= DSO National Laboratories =

Military research and development organization in Singapore

DSO National Laboratories (DSO) is a national defence research and development organisation in Singapore developing technological solutions for defence and national security.

Founded as the Electronics Test Centre (ETC), it was established in 1972 by then-Minister for Defence Goh Keng Swee, to conduct research on future warfare. It was later renamed to the Defence Science Organisation (DSO) in 1977. Upon its incorporation as a not-for-profit company in 1997, it was renamed as DSO National Laboratories.

Today, much of the work done by DSO has gone into Singapore's military, as well as into agencies responsible for homeland security. It has currently more than 1,600 research scientists and engineers.

== History ==

=== Early history and secrecy (1972 - 1988) ===
In 1972, Dr Goh Keng Swee picked three newly graduated engineers to study Electronic Warfare, forming the Electronics Test Centre (ETC) to develop defence technologies for Singapore.
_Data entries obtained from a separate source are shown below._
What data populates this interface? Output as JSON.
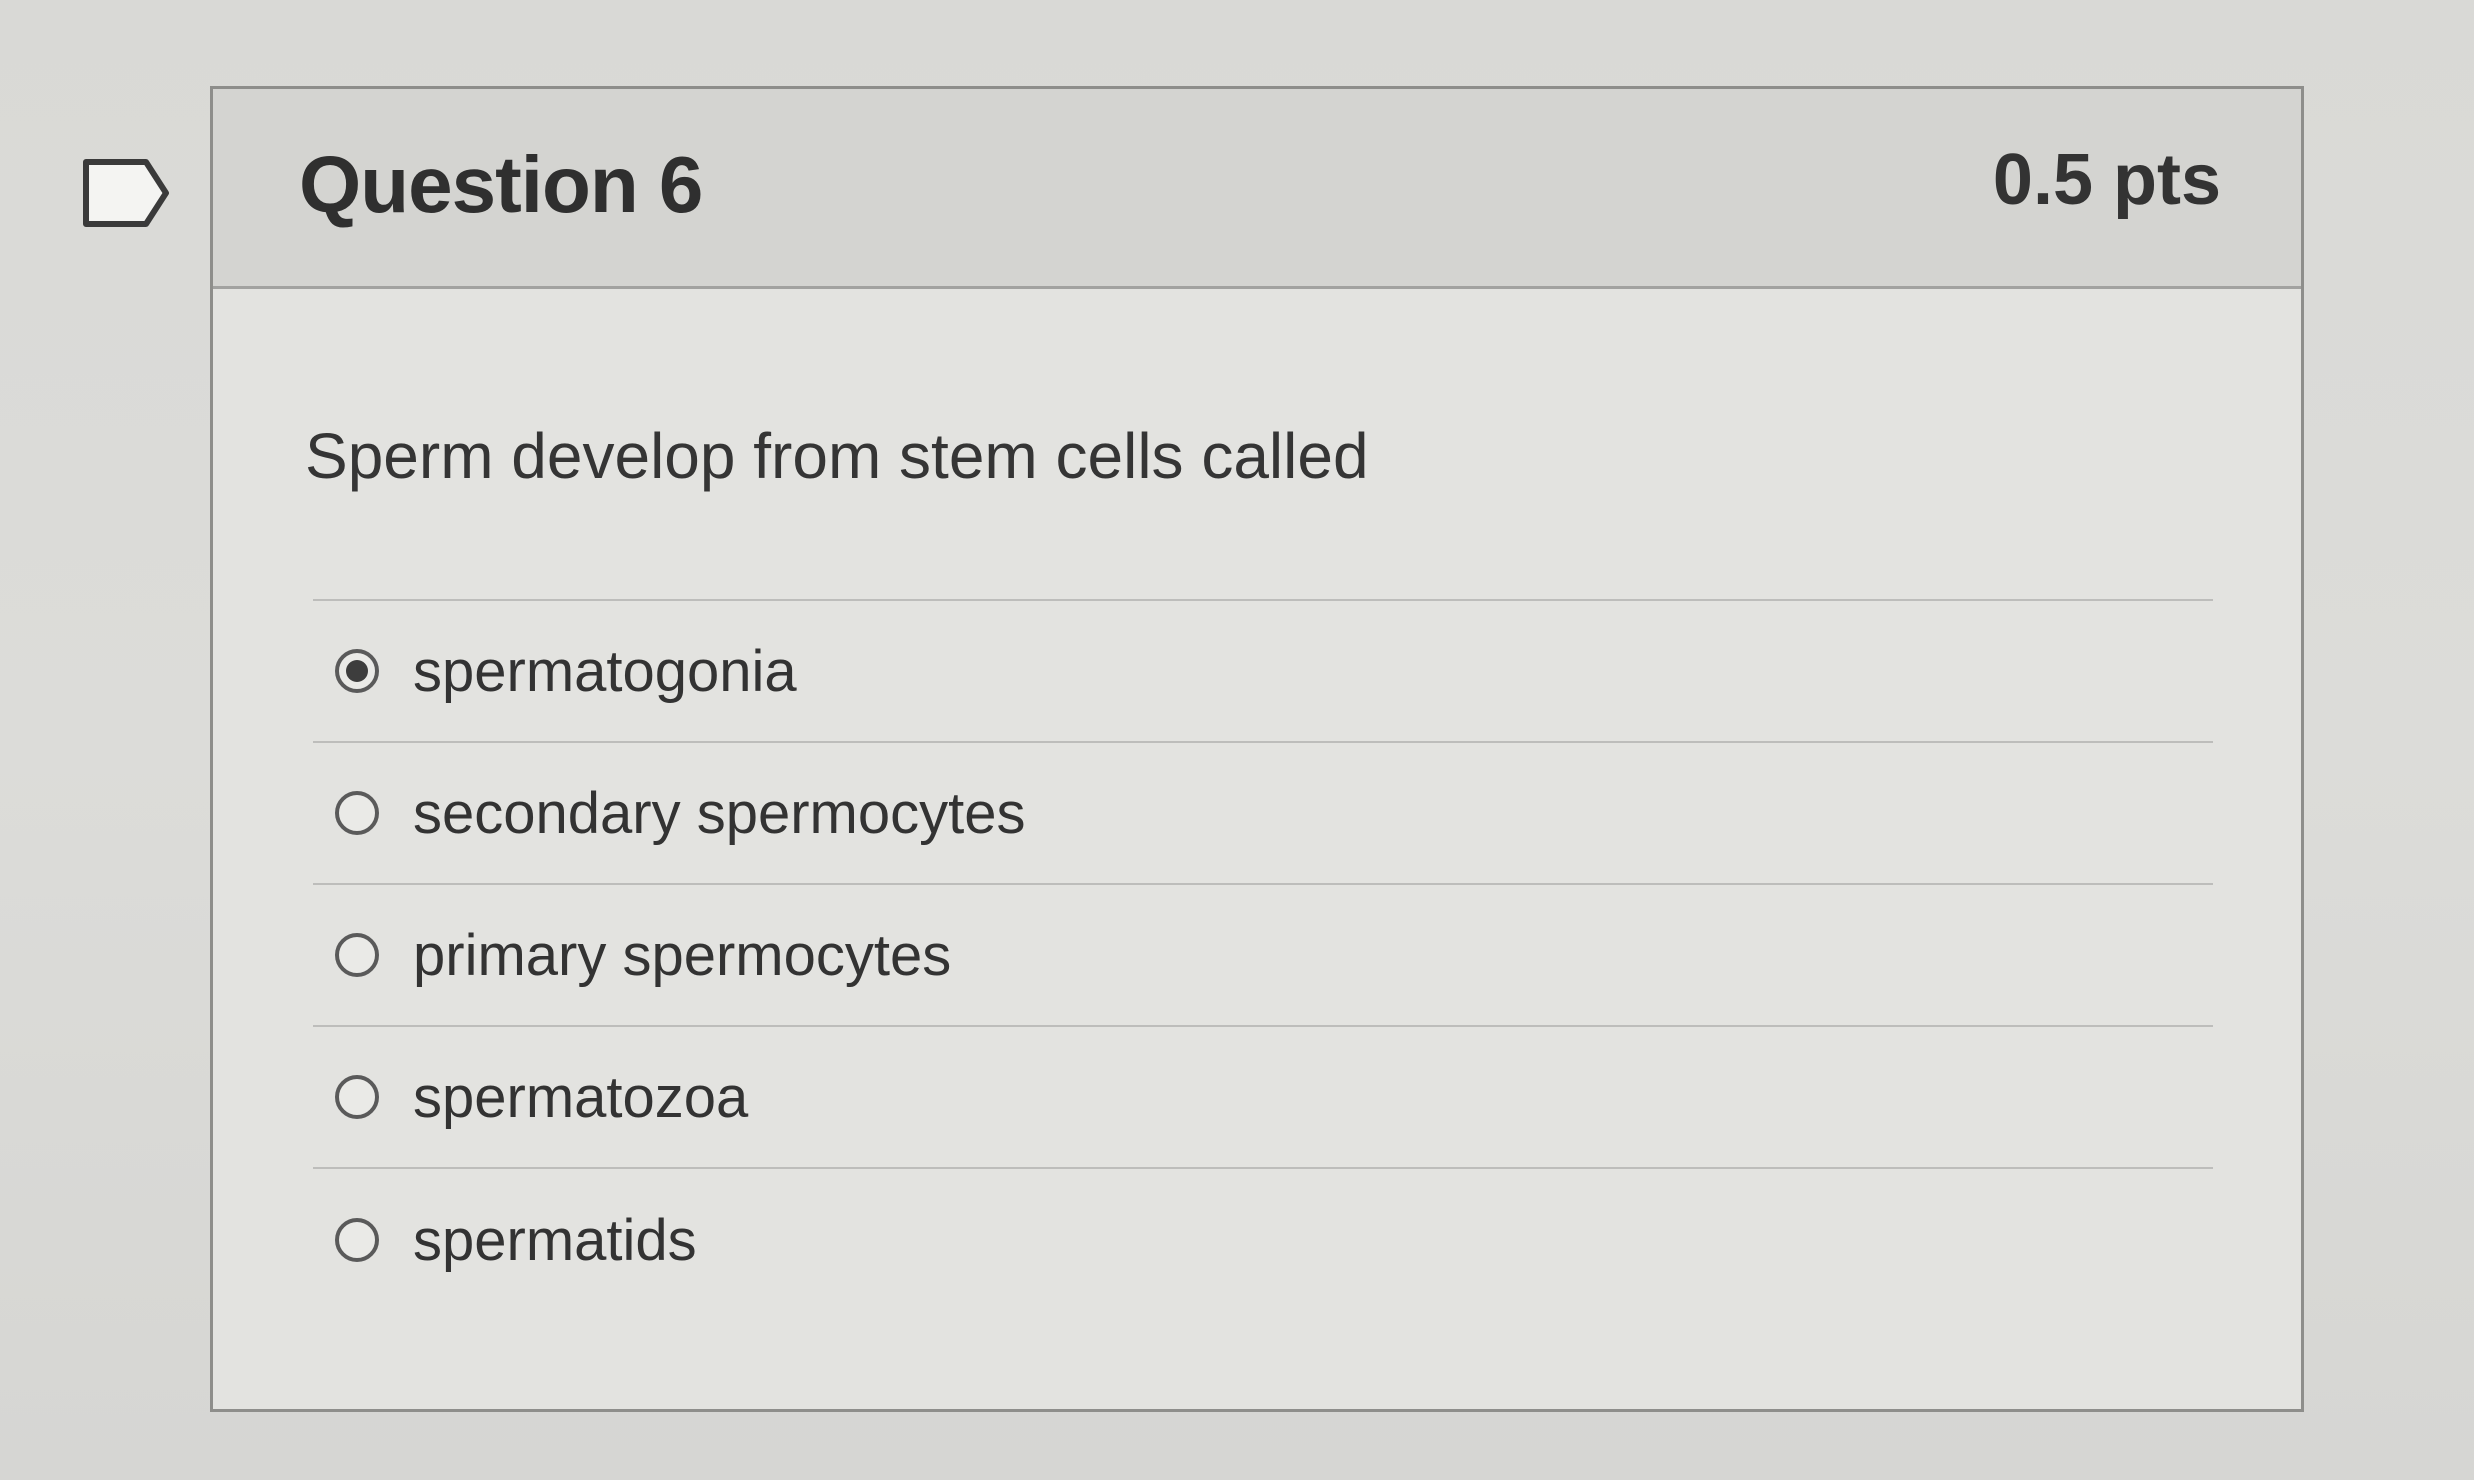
{
  "question": {
    "title": "Question 6",
    "points": "0.5 pts",
    "text": "Sperm develop from stem cells called",
    "flag_icon": "bookmark-flag-icon"
  },
  "answers": [
    {
      "label": "spermatogonia",
      "selected": true
    },
    {
      "label": "secondary spermocytes",
      "selected": false
    },
    {
      "label": "primary spermocytes",
      "selected": false
    },
    {
      "label": "spermatozoa",
      "selected": false
    },
    {
      "label": "spermatids",
      "selected": false
    }
  ],
  "colors": {
    "card_border": "#8e8e8b",
    "header_bg": "#d4d4d1",
    "radio_fill": "#3d3d3d"
  }
}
In 1977, the ETC was renamed and formally established as the Defence Science Organisation (DSO) with 50 engineers. The Ministry of Defence later formed the Defence Technology Group (DTG) that united the technology and logistics groups in the Ministry of Defence with DSO, establishing DSO as the centre of Research and Development for the Singapore Armed Forces.

=== Later history, assisting in SARS operations (1989 – 2010) ===
In 1989, the existence of DSO was publicly acknowledged for the first time. In a move to embrace the best practices in industry, DSO corporatized and renamed itself as DSO National Laboratories in 1997. The organisation further expanded to Science Park and Marina Hill. In 2003, DSO provided support during the 2002-2004 SARS outbreak, providing research and diagnostic support for clinical samples and aiding in the modeling of SARS epidemiology.

=== Recent history (2011 – Present) ===
DSO launched TeLEOS-1 into space in 2015, Singapore's first commercial near earth observation satellite. Having grown to 1,500 engineers in 2017, DSO moved into its new home at Science Park Drive and is now the largest defence research and development organisation in Singapore with research domains across land, air, sea, space, and cyberspace.